In 2013, 3D printing emerged as one of the more fascinating trends with reports of printed bikes, a partially printed car, a working audio speaker and the continued advancement of printed human organs. President Obama even mentioned it in his State of the Union address last February as a way to promote innovation and re-energize the high-tech job market. Companies have already started releasing consumer devices that allow people to not only turn their designs into 3D models but to literally draw in 3D.
Micro-manufacturing System: The Future-proof 3D Printer
British-based CEL’s Robox (approximately $1,400 in March 2014) was designed to not only be easy to use, but also future-proof as its removable head system allows the device to perform an endless amount of functions. For example, the printing head can be replaced with a stylus cutter, milling head or 3D scanner. The device’s AutoMaker software translates your design to something Robox can understand, so all you need to do is hit print. The software also makes it easy to print in a variety of different materials, finishes and colors.
Printing Pen: Drawing in Three Dimensions
WobbleWorks decided to make a 3D printing device that doesn’t require any software, a computer or even an actual printer. The 3Doodler ($99 in February 2014) is the world’s first 3D printing pen that literally lets you draw in air and create 3D objects. The pen works by extruding heated plastic, which quickly cools and then solidifies into a strong stable structure. You can create flat forms on a piece of paper, freestyle entire 3D objects, or create objects separately and then use the pen to put them together.
Printer: User-friendly 3D Printing
The Afinia H-Series 3D Printer ($1,599) is ready to go right out of the box with an easy-to-use interface for laying out, orienting, duplicating and scaling parts. The 3D printer can produce a model that is up to five inches cubed in dimensions and accurate to within .15mm (six thousandths of an inch). The printer is also portable as it weighs under 11 pounds and it can be operated in standalone mode once the file has been downloaded to the device.

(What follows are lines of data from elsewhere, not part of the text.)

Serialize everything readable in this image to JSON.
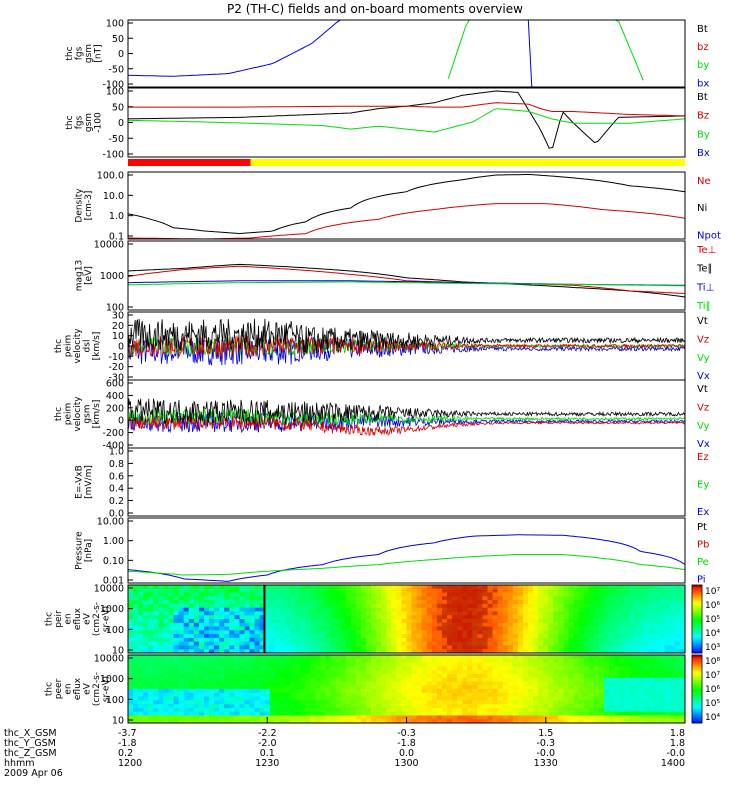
{
  "title": "P2 (TH-C) fields and on-board moments overview",
  "colors": {
    "black": "#000000",
    "red": "#d40000",
    "green": "#00dd00",
    "blue": "#0000dd",
    "yellow": "#ffff00",
    "bar_red": "#ff0000"
  },
  "chart_data": [
    {
      "id": "fgs",
      "type": "line",
      "ylabel": [
        "thc",
        "fgs",
        "gsm",
        "[nT]"
      ],
      "yticks": [
        "100",
        "50",
        "0",
        "-50",
        "-100"
      ],
      "ylim": [
        -100,
        100
      ],
      "yscale": "linear",
      "legend": [
        {
          "text": "Bt",
          "color": "black"
        },
        {
          "text": "bz",
          "color": "red"
        },
        {
          "text": "by",
          "color": "green"
        },
        {
          "text": "bx",
          "color": "blue"
        }
      ],
      "series": [
        {
          "name": "bx",
          "color": "blue",
          "x": [
            0,
            8,
            18,
            26,
            33,
            38,
            42,
            45,
            60,
            70,
            72.4,
            72.5,
            100
          ],
          "y": [
            -65,
            -68,
            -60,
            -30,
            30,
            100,
            100,
            100,
            100,
            100,
            100,
            -100,
            -100
          ]
        },
        {
          "name": "by",
          "color": "green",
          "x": [
            57,
            61,
            62,
            66,
            67,
            70,
            71,
            86,
            88,
            93
          ],
          "y": [
            -100,
            100,
            100,
            100,
            100,
            100,
            100,
            100,
            100,
            -100
          ]
        }
      ]
    },
    {
      "id": "fgs_dsl",
      "type": "line",
      "ylabel": [
        "thc",
        "fgs",
        "gsm",
        "-100"
      ],
      "yticks": [
        "100",
        "50",
        "0",
        "-50",
        "-100"
      ],
      "ylim": [
        -125,
        110
      ],
      "yscale": "linear",
      "legend": [
        {
          "text": "Bt",
          "color": "black"
        },
        {
          "text": "Bz",
          "color": "red"
        },
        {
          "text": "By",
          "color": "green"
        },
        {
          "text": "Bx",
          "color": "blue"
        }
      ],
      "series": [
        {
          "name": "Bt",
          "color": "black",
          "x": [
            0,
            20,
            40,
            45,
            50,
            55,
            60,
            66,
            70,
            74,
            76,
            78,
            80,
            84,
            88,
            100
          ],
          "y": [
            5,
            10,
            25,
            40,
            48,
            60,
            85,
            100,
            95,
            -30,
            -110,
            30,
            -10,
            -80,
            10,
            15
          ]
        },
        {
          "name": "Bz",
          "color": "red",
          "x": [
            0,
            20,
            40,
            50,
            55,
            60,
            66,
            72,
            74,
            76,
            80,
            90,
            100
          ],
          "y": [
            45,
            45,
            48,
            48,
            45,
            45,
            60,
            55,
            40,
            30,
            30,
            20,
            15
          ]
        },
        {
          "name": "By",
          "color": "green",
          "x": [
            0,
            12,
            22,
            35,
            40,
            45,
            55,
            62,
            66,
            72,
            76,
            80,
            90,
            100
          ],
          "y": [
            0,
            -5,
            -10,
            -18,
            -30,
            -20,
            -40,
            -5,
            40,
            30,
            5,
            -10,
            -10,
            5
          ]
        }
      ]
    },
    {
      "id": "mode_bar",
      "type": "bar",
      "segments": [
        {
          "from": 0,
          "to": 22,
          "color": "bar_red"
        },
        {
          "from": 22,
          "to": 100,
          "color": "yellow"
        }
      ]
    },
    {
      "id": "density",
      "type": "line",
      "ylabel": [
        "Density",
        "[cm-3]"
      ],
      "yticks": [
        "100.0",
        "10.0",
        "1.0",
        "0.1"
      ],
      "ylim": [
        0.08,
        200
      ],
      "yscale": "log",
      "legend": [
        {
          "text": "Ne",
          "color": "red"
        },
        {
          "text": "Ni",
          "color": "black"
        },
        {
          "text": "Npot",
          "color": "blue"
        }
      ],
      "series": [
        {
          "name": "Ni",
          "color": "black",
          "x": [
            0,
            4,
            8,
            14,
            20,
            26,
            32,
            40,
            50,
            60,
            66,
            72,
            80,
            90,
            100
          ],
          "y": [
            1.5,
            0.8,
            0.3,
            0.2,
            0.15,
            0.2,
            0.6,
            3,
            20,
            80,
            140,
            150,
            100,
            40,
            20
          ]
        },
        {
          "name": "Ne",
          "color": "red",
          "x": [
            0,
            14,
            22,
            32,
            45,
            55,
            66,
            75,
            85,
            100
          ],
          "y": [
            0.09,
            0.08,
            0.09,
            0.15,
            0.8,
            2.5,
            5,
            5,
            2.5,
            0.9
          ]
        }
      ]
    },
    {
      "id": "temp",
      "type": "line",
      "ylabel": [
        "mag13",
        "[eV]"
      ],
      "yticks": [
        "10000",
        "1000",
        "100"
      ],
      "ylim": [
        30,
        10000
      ],
      "yscale": "log",
      "legend": [
        {
          "text": "Te⊥",
          "color": "red"
        },
        {
          "text": "Te∥",
          "color": "black"
        },
        {
          "text": "Ti⊥",
          "color": "blue"
        },
        {
          "text": "Ti∥",
          "color": "green"
        }
      ],
      "series": [
        {
          "name": "Te∥",
          "color": "black",
          "x": [
            0,
            10,
            20,
            30,
            40,
            50,
            60,
            70,
            80,
            90,
            100
          ],
          "y": [
            800,
            1000,
            1400,
            1100,
            800,
            450,
            320,
            260,
            200,
            150,
            90
          ]
        },
        {
          "name": "Te⊥",
          "color": "red",
          "x": [
            0,
            10,
            20,
            30,
            40,
            50,
            60,
            70,
            80,
            90,
            100
          ],
          "y": [
            500,
            900,
            1200,
            900,
            600,
            350,
            300,
            280,
            240,
            150,
            120
          ]
        },
        {
          "name": "Ti⊥",
          "color": "blue",
          "x": [
            0,
            20,
            40,
            60,
            80,
            100
          ],
          "y": [
            300,
            350,
            350,
            300,
            260,
            240
          ]
        },
        {
          "name": "Ti∥",
          "color": "green",
          "x": [
            0,
            20,
            40,
            60,
            80,
            100
          ],
          "y": [
            250,
            300,
            320,
            280,
            260,
            230
          ]
        }
      ]
    },
    {
      "id": "vel_dsl",
      "type": "line",
      "ylabel": [
        "thc",
        "peim",
        "velocity",
        "dsl",
        "[km/s]"
      ],
      "yticks": [
        "30",
        "20",
        "10",
        "0",
        "-10",
        "-20",
        "-30"
      ],
      "ylim": [
        -30,
        30
      ],
      "yscale": "linear",
      "legend": [
        {
          "text": "Vt",
          "color": "black"
        },
        {
          "text": "Vz",
          "color": "red"
        },
        {
          "text": "Vy",
          "color": "green"
        },
        {
          "text": "Vx",
          "color": "blue"
        }
      ]
    },
    {
      "id": "vel_gsm",
      "type": "line",
      "ylabel": [
        "thc",
        "peim",
        "velocity",
        "gsm",
        "[km/s]"
      ],
      "yticks": [
        "600",
        "400",
        "200",
        "0",
        "-200",
        "-400"
      ],
      "ylim": [
        -400,
        600
      ],
      "yscale": "linear",
      "legend": [
        {
          "text": "Vt",
          "color": "black"
        },
        {
          "text": "Vz",
          "color": "red"
        },
        {
          "text": "Vy",
          "color": "green"
        },
        {
          "text": "Vx",
          "color": "blue"
        }
      ]
    },
    {
      "id": "efield",
      "type": "line",
      "ylabel": [
        "E=-VxB",
        "[mV/m]"
      ],
      "yticks": [
        "1.0",
        "0.8",
        "0.6",
        "0.4",
        "0.2",
        "0.0"
      ],
      "ylim": [
        0,
        1
      ],
      "yscale": "linear",
      "legend": [
        {
          "text": "Ez",
          "color": "red"
        },
        {
          "text": "Ey",
          "color": "green"
        },
        {
          "text": "Ex",
          "color": "blue"
        }
      ]
    },
    {
      "id": "pressure",
      "type": "line",
      "ylabel": [
        "Pressure",
        "[nPa]"
      ],
      "yticks": [
        "10.00",
        "1.00",
        "0.10",
        "0.01"
      ],
      "ylim": [
        0.004,
        30
      ],
      "yscale": "log",
      "legend": [
        {
          "text": "Pt",
          "color": "black"
        },
        {
          "text": "Pb",
          "color": "red"
        },
        {
          "text": "Pe",
          "color": "green"
        },
        {
          "text": "Pi",
          "color": "blue"
        }
      ],
      "series": [
        {
          "name": "Pi",
          "color": "blue",
          "x": [
            0,
            10,
            18,
            25,
            35,
            45,
            55,
            62,
            70,
            78,
            85,
            92,
            100
          ],
          "y": [
            0.025,
            0.007,
            0.005,
            0.012,
            0.05,
            0.2,
            1,
            2.5,
            3,
            2.8,
            1.5,
            0.3,
            0.05
          ]
        },
        {
          "name": "Pe",
          "color": "green",
          "x": [
            0,
            10,
            18,
            25,
            35,
            45,
            55,
            62,
            70,
            78,
            85,
            92,
            100
          ],
          "y": [
            0.02,
            0.012,
            0.013,
            0.02,
            0.03,
            0.05,
            0.1,
            0.15,
            0.2,
            0.2,
            0.12,
            0.05,
            0.025
          ]
        }
      ]
    },
    {
      "id": "ion_spec",
      "type": "heatmap",
      "ylabel": [
        "thc",
        "peir",
        "en",
        "eflux",
        "eV",
        "(cm2-s-",
        "sr-eV)"
      ],
      "yticks": [
        "10000",
        "1000",
        "100",
        "10"
      ],
      "colorbar_ticks": [
        "10⁷",
        "10⁶",
        "10⁵",
        "10⁴",
        "10³"
      ]
    },
    {
      "id": "ele_spec",
      "type": "heatmap",
      "ylabel": [
        "thc",
        "peer",
        "en",
        "eflux",
        "eV",
        "(cm2-s-",
        "sr-eV)"
      ],
      "yticks": [
        "10000",
        "1000",
        "100",
        "10"
      ],
      "colorbar_ticks": [
        "10⁸",
        "10⁷",
        "10⁶",
        "10⁵",
        "10⁴"
      ]
    }
  ],
  "axis": {
    "row_labels": [
      "thc_X_GSM",
      "thc_Y_GSM",
      "thc_Z_GSM",
      "hhmm"
    ],
    "date": "2009 Apr 06",
    "ticks": [
      {
        "x": 0,
        "vals": [
          "-3.7",
          "-1.8",
          "0.2",
          "1200"
        ]
      },
      {
        "x": 25,
        "vals": [
          "-2.2",
          "-2.0",
          "0.1",
          "1230"
        ]
      },
      {
        "x": 50,
        "vals": [
          "-0.3",
          "-1.8",
          "0.0",
          "1300"
        ]
      },
      {
        "x": 75,
        "vals": [
          "1.5",
          "-0.3",
          "-0.0",
          "1330"
        ]
      },
      {
        "x": 100,
        "vals": [
          "1.8",
          "1.8",
          "-0.0",
          "1400"
        ]
      }
    ]
  }
}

Portable Scanner: Capturing the World in 3D
3D Systems’ Sense 3D ($399) is a handheld scanner that you can use to capture the world around you in 3D. It really doesn’t matter what—large and small objects, people, scenes—the automatic object recognition extracts precise targets from even the busiest of backgrounds to scan only the object you want. You can even capture moments like your child’s graduation day and then use the Sense 3D scanner software to crop, enhance and solidify for a printable version in just minutes.
Desktop Scanner: Remake, Remodel, Recreate
The MakerBot Digitizer Desktop 3D Scanner ($958) uses MakerBot MultiScan technology to scan an object from multiple angles in order to create the best possible 3D model. You can then simply send the 3D model file to your 3D Printer of choice to create as many duplicates as you want—or you can have some fun. For instance, scan a second object, such as a hat, and place it on the previously scanned figure’s head. You can also download other objects that you don’t have handy to scan or use sculpting tools to transform the 3D model in any way you want before hitting print.